August 6, 2004
Self-Checkout Faces Practical, Tech Hurdles
By Evan Schuman, eWEEK
Self-service retail checkout systems are among the hottest growing technology segments, but the new devices are still in an experimental phase and suffer from the startup hiccups of any new technology.
Some of the challenges are technological—such as incompatible databases—while others are either legal (proving the age of a customer wanting to buy tobacco or alcohol) or practical (dealing with produce without a barcode or items too light to be verified by weight).
A technology source for some problems involves the back-end operations and potentially incompatible databases. The backbone of most grocery IT operations is the POS system, typically running on terminals running on a 4690, an 18-year-old IBM proprietary retail multithreaded OS. The self-checkout systems are much more graphically oriented and often run Windows 2000, said Greg Buzek, president of the IHL Consulting Group.
Much of the pricing data is only on the older system, but the weight and product-size information is only on the newer system. The self-service also hands back to the older system when payment is tendered. The problem? The operating systems "don't speak the same language," Buzek said. "There are multiple databases and a translation layer. Pricing updates sometimes don't get passed through."
There's plenty of chance for a price disconnect, with the systems needing to track three price points: on the shelf, in the store's POS database and in the self-checkout system's database.
When that price update doesn't go through, the customer is shown a price different than what might be on the shelf. The entire purchase must now be halted while a clerk is asked to intervene.
"There is an inconsistency from store to store in setting tolerances," Buzek said, with some stores with higher fears of theft setting less-forgiving tolerances than other stores.
Some issues have little to do with software challenges and involve more of the very nature of self-checkout systems.
The typical self-service process has a customer scanning each item and then placing it in a bag, where the item's weight is checked against what that item's weight is supposed to be. At least one vendor—Productivity Solutions—adds another layer of security by using infrared to also measure the size of the package against the product's size on file.
There are a handful of areas where self-service systems tend to have problems, such as processing un-barcoded produce, age-authorization items (including cigarettes and alcohol) and very light items that might not register properly on verification scales.
"There are indeed a lot of products that just don't do well in self-checkout," said Mark Frantz, an independent retail analyst in Sarasota, Fla. "But it's not that there are so many little things [going wrong] that it bogs down efficient use."
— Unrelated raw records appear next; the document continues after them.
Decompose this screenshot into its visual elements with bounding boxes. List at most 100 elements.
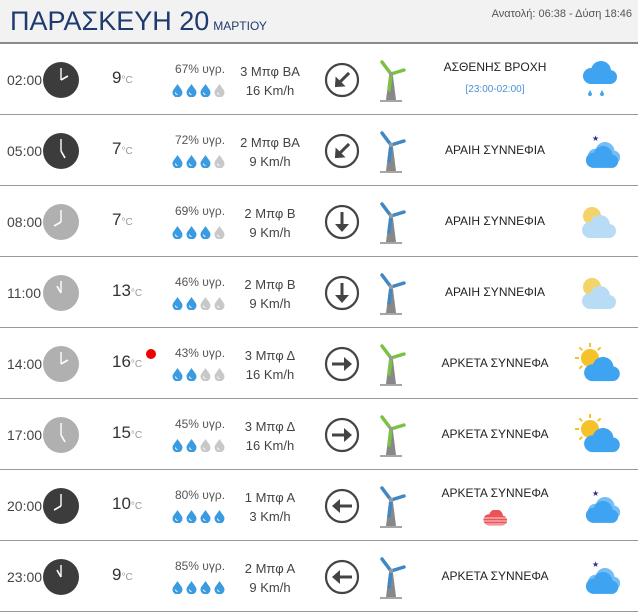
wind-info: 2 Μπφ Β 9 Km/h xyxy=(238,204,302,242)
temp-unit: °C xyxy=(121,75,133,86)
clock-icon xyxy=(43,559,79,595)
weather-description: ΑΡΚΕΤΑ ΣΥΝΝΕΦΑ xyxy=(441,486,549,500)
wind-direction-arrow-icon xyxy=(324,488,360,524)
drop-icon xyxy=(186,581,197,599)
wind-info: 2 Μπφ ΒΑ 9 Km/h xyxy=(238,133,302,171)
drop-icon xyxy=(172,368,183,386)
day-label: ΠΑΡΑΣΚΕΥΗ 20 xyxy=(10,6,210,36)
weather-night-cloud-icon: ★ xyxy=(574,555,621,599)
clock-icon xyxy=(43,133,79,169)
weather-description: ΑΡΚΕΤΑ ΣΥΝΝΕΦΑ xyxy=(441,569,549,583)
wind-beaufort: 1 Μπφ Α xyxy=(244,490,296,505)
humidity-drops xyxy=(172,226,225,244)
temp-value: 15 xyxy=(112,423,131,442)
wind-direction-arrow-icon xyxy=(324,346,360,382)
weather-rain-icon xyxy=(574,58,620,102)
forecast-list: 02:00 9°C 67% υγρ. 3 Μπφ ΒΑ 16 Km/h ΑΣΘΕΝΗΣ Β… xyxy=(0,44,638,612)
weather-description: ΑΡΚΕΤΑ ΣΥΝΝΕΦΑ xyxy=(441,356,549,370)
wind-direction-arrow-icon xyxy=(324,417,360,453)
drop-icon xyxy=(186,368,197,386)
clock-icon xyxy=(43,488,79,524)
drop-icon xyxy=(214,84,225,102)
humidity-drops xyxy=(172,581,225,599)
drop-icon xyxy=(214,510,225,528)
clock-icon xyxy=(43,62,79,98)
forecast-row: 14:00 16°C 43% υγρ. 3 Μπφ Δ 16 Km/h ΑΡΚΕΤΑ ΣΥ… xyxy=(0,328,638,399)
time-label: 08:00 xyxy=(7,214,43,230)
drop-icon xyxy=(214,368,225,386)
wind-info: 3 Μπφ ΒΑ 16 Km/h xyxy=(238,62,302,100)
wind-turbine-icon xyxy=(374,484,408,530)
wind-direction-arrow-icon xyxy=(324,559,360,595)
wind-beaufort: 3 Μπφ Δ xyxy=(244,348,296,363)
temperature: 7°C xyxy=(112,139,133,159)
drop-icon xyxy=(200,226,211,244)
wind-direction-arrow-icon xyxy=(324,204,360,240)
drop-icon xyxy=(186,84,197,102)
humidity-label: 85% υγρ. xyxy=(174,559,226,573)
weather-sun-cloud-icon xyxy=(574,342,620,386)
temp-value: 16 xyxy=(112,352,131,371)
forecast-row: 05:00 7°C 72% υγρ. 2 Μπφ ΒΑ 9 Km/h ΑΡΑΙΗ ΣΥΝΝ… xyxy=(0,115,638,186)
wind-direction-arrow-icon xyxy=(324,133,360,169)
humidity-drops xyxy=(172,368,225,386)
temp-value: 7 xyxy=(112,210,122,229)
time-label: 17:00 xyxy=(7,427,43,443)
humidity-drops xyxy=(172,439,225,457)
forecast-row: 23:00 9°C 85% υγρ. 2 Μπφ Α 9 Km/h ΑΡΚΕΤΑ ΣΥΝΝ… xyxy=(0,541,638,612)
temperature: 13°C xyxy=(112,281,142,301)
temp-unit: °C xyxy=(130,430,143,441)
drop-icon xyxy=(172,439,183,457)
wind-beaufort: 2 Μπφ Α xyxy=(244,561,296,576)
weather-description: ΑΣΘΕΝΗΣ ΒΡΟΧΗ xyxy=(443,60,547,74)
drop-icon xyxy=(200,510,211,528)
wind-speed: 9 Km/h xyxy=(249,154,291,169)
wind-turbine-icon xyxy=(374,200,408,246)
wind-speed: 3 Km/h xyxy=(249,509,291,524)
forecast-row: 17:00 15°C 45% υγρ. 3 Μπφ Δ 16 Km/h ΑΡΚΕΤΑ ΣΥ… xyxy=(0,399,638,470)
drop-icon xyxy=(186,155,197,173)
wind-turbine-icon xyxy=(374,58,408,104)
humidity-label: 43% υγρ. xyxy=(174,346,226,360)
clock-icon xyxy=(43,346,79,382)
max-temp-dot xyxy=(146,349,156,359)
drop-icon xyxy=(172,510,183,528)
wind-beaufort: 2 Μπφ Β xyxy=(244,277,296,292)
forecast-row: 08:00 7°C 69% υγρ. 2 Μπφ Β 9 Km/h ΑΡΑΙΗ ΣΥΝΝΕ… xyxy=(0,186,638,257)
drop-icon xyxy=(186,439,197,457)
temperature: 16°C xyxy=(112,352,142,372)
day-title: ΠΑΡΑΣΚΕΥΗ 20 ΜΑΡΤΙΟΥ xyxy=(10,6,267,37)
forecast-row: 02:00 9°C 67% υγρ. 3 Μπφ ΒΑ 16 Km/h ΑΣΘΕΝΗΣ Β… xyxy=(0,44,638,115)
humidity-label: 69% υγρ. xyxy=(174,204,226,218)
wind-direction-arrow-icon xyxy=(324,275,360,311)
wind-info: 1 Μπφ Α 3 Km/h xyxy=(238,488,302,526)
drop-icon xyxy=(186,510,197,528)
humidity-label: 72% υγρ. xyxy=(174,133,226,147)
forecast-row: 20:00 10°C 80% υγρ. 1 Μπφ Α 3 Km/h ΑΡΚΕΤΑ ΣΥΝ… xyxy=(0,470,638,541)
drop-icon xyxy=(214,226,225,244)
temp-unit: °C xyxy=(130,501,143,512)
wind-beaufort: 2 Μπφ Β xyxy=(244,206,296,221)
svg-text:★: ★ xyxy=(592,489,599,498)
weather-night-cloud-icon: ★ xyxy=(574,129,621,173)
sunrise-sunset: Ανατολή: 06:38 - Δύση 18:46 xyxy=(491,8,632,20)
humidity-drops xyxy=(172,510,225,528)
temperature: 7°C xyxy=(112,210,133,230)
humidity-drops xyxy=(172,297,225,315)
weather-description: ΑΡΑΙΗ ΣΥΝΝΕΦΙΑ xyxy=(444,143,546,157)
temp-unit: °C xyxy=(121,217,133,228)
drop-icon xyxy=(200,155,211,173)
wind-speed: 9 Km/h xyxy=(249,580,291,595)
wind-turbine-icon xyxy=(374,555,408,601)
humidity-drops xyxy=(172,155,225,173)
clock-icon xyxy=(43,275,79,311)
humidity-label: 80% υγρ. xyxy=(174,488,226,502)
wind-info: 3 Μπφ Δ 16 Km/h xyxy=(238,417,302,455)
temp-unit: °C xyxy=(130,288,143,299)
wind-direction-arrow-icon xyxy=(324,62,360,98)
humidity-label: 67% υγρ. xyxy=(174,62,226,76)
wind-info: 2 Μπφ Β 9 Km/h xyxy=(238,275,302,313)
drop-icon xyxy=(214,155,225,173)
drop-icon xyxy=(214,439,225,457)
time-label: 05:00 xyxy=(7,143,43,159)
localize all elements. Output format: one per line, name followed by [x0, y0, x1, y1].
For software that is designed to be used by nervous consumers who ostensibly have had no training, some in the industry complain that it is typically too unforgiving and nonintuitive.
"Many times, the checkout self-service kiosks do not function," said Norman McLeod, associate director in the market research department at InfoTrends Cap Venture, a job that has him overseeing retail technology research trends.
"Customers try, and they have a frustrating experience. I don't know what it is about the kiosk business, but so many have a fundamental design problem," McLeod said. "What usually happens is that the customer finds that one item will not scan or they have an item that the automatic checkout cannot accommodate."
Retailers point out that customers—statistically—do a better job of properly identifying produce, for example, than does the typical cashier. The customer will know that it's an organic McIntosh apple, even though the cashier may think it looks like a nonorganic Delicious. But will the customer be honest enough to volunteer that the fruit is the much-more-expensive organic version?
Although some IBM self-checkout systems in Europe claim to be able to identify produce by smell, that's not a U.S. capability yet. Most systems require special bagging, labels and sometimes human intervention.
"The self-service kiosks are horrible at dealing with produce," McLeod said.
And when the self-service system is confronted with an unexpected request, it gets rather grumpy, McLeod said. "One design issue that is very difficult to overcome is that it fundamentally cannot handle exception. If anything happens outside of its parameters, it won't work. For [self-service] to truly work, there need to be improvements upstream" at the interface design and programming end.
Caroline McNally is the chief marketing officer at Pay By Touch, a company that makes biometric authentication devices that work with self-checkout systems. McNally said she discovered the interface challenges herself.
"Where I live, there really isn't a lot of self-checkout," she said, but when she tried it while traveling one day, "I couldn't figure it out." As an executive involved in this segment, she said she experienced "this stupid factor" until an employee came over and offered some assistance.